La scène est dans la pénombre. La porte d’entrée donnant sur le palier s’ouvre lentement. Paraît la tête de Régis qui s’assure qu’il n’y a personne. Il entre, suivi de Justine pas très à l’aise. Tous deux sont munis d’une torche électrique.

Régis - Personne ! (Il inspecte toutes les pièces et revient au salon, pendant que Justine reste figée devant la porte d’entrée. Il allume la lumière.) Alors, Juju, rassurée ?

Justine - Oui et non ! Et puis ne m’appelle pas toujours Juju, c’est chiant !

Régis - O.K., Titine !

Justine - Titine non plus ! Essaye de m’appeler Justine pour une fois !

Régis - Je vais t’appeler « chérie », ça sera plus simple !

Justine - Tu es sûr que personne ne va rappliquer ?

Régis - Le mec qui crèche ici s’est fait bouler par une bagnole hier, en rentrant chez lui, là-bas, dans la rue.
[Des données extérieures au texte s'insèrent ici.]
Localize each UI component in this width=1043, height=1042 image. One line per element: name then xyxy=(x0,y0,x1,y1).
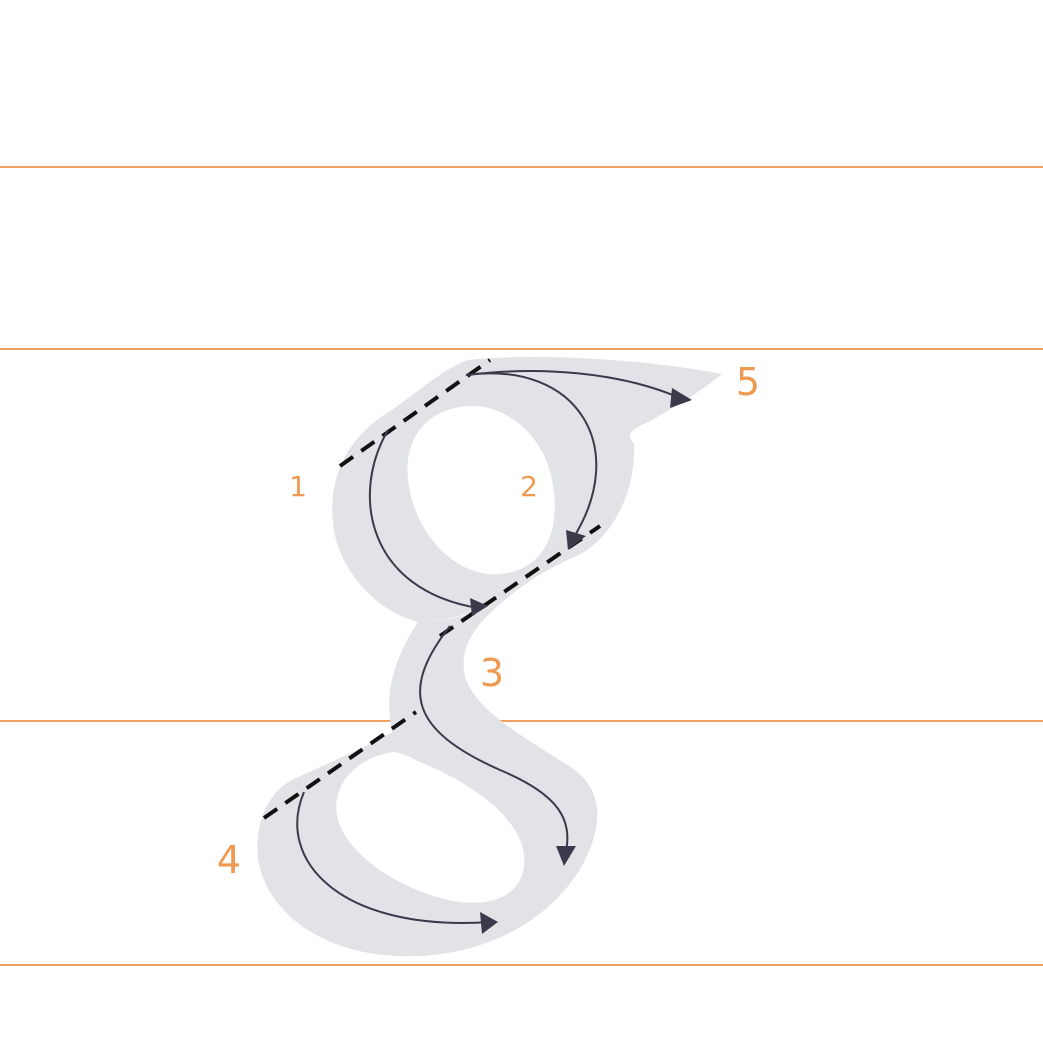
step-number-5: 5 xyxy=(736,360,760,404)
step-number-1: 1 xyxy=(289,470,307,503)
stroke-2-path xyxy=(465,372,598,541)
step-number-3: 3 xyxy=(480,651,504,695)
stroke-1-path xyxy=(368,429,479,609)
stroke-4-path xyxy=(296,791,491,924)
guide-lines xyxy=(0,166,1043,966)
stroke-paths xyxy=(296,370,681,924)
letter-g-neck-and-lower-loop xyxy=(257,604,598,957)
stroke-3-arrow-icon xyxy=(556,846,576,866)
slant-line-bottom xyxy=(262,710,418,820)
stroke-5-path xyxy=(465,370,681,399)
stroke-5-arrow-icon xyxy=(670,388,692,408)
arrow-heads xyxy=(470,388,692,934)
stroke-4-arrow-icon xyxy=(480,912,498,934)
stroke-3-path xyxy=(419,625,569,853)
slant-line-top xyxy=(338,358,492,468)
stroke-2-arrow-icon xyxy=(566,530,586,550)
letter-g-shape xyxy=(257,356,722,957)
step-number-2: 2 xyxy=(520,470,538,503)
step-number-4: 4 xyxy=(217,838,241,882)
letter-g-upper-bowl xyxy=(332,356,722,622)
stroke-1-arrow-icon xyxy=(470,598,488,616)
step-numbers: 1 2 3 4 5 xyxy=(217,360,760,882)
Justine - Oui, mais il a peut-être une nana… ou des mômes qui vont se pointer dans cinq minutes ?

Régis - Tu n’as pas confiance ? Tu penses bien que j’ai pris des tuyaux. Ce type, c’est un célibataire !

Justine - Qu’est-ce que tu veux ? Moi, je suis une anxieuse.

Régis - Laisse faire le pro. Ce mec, c’est un gars qui écrit des bouquins, des romans. Même que l’an dernier, il a failli gagner le concours.

Justine - Le concours ? Le concours de quoi ?

Régis - Ben… le concours des bouquins, quoi !

Justine - Il s’appelle comment ?

Régis - Attends… Castelnau ! Oui, c’est ça : Florent Castelnau !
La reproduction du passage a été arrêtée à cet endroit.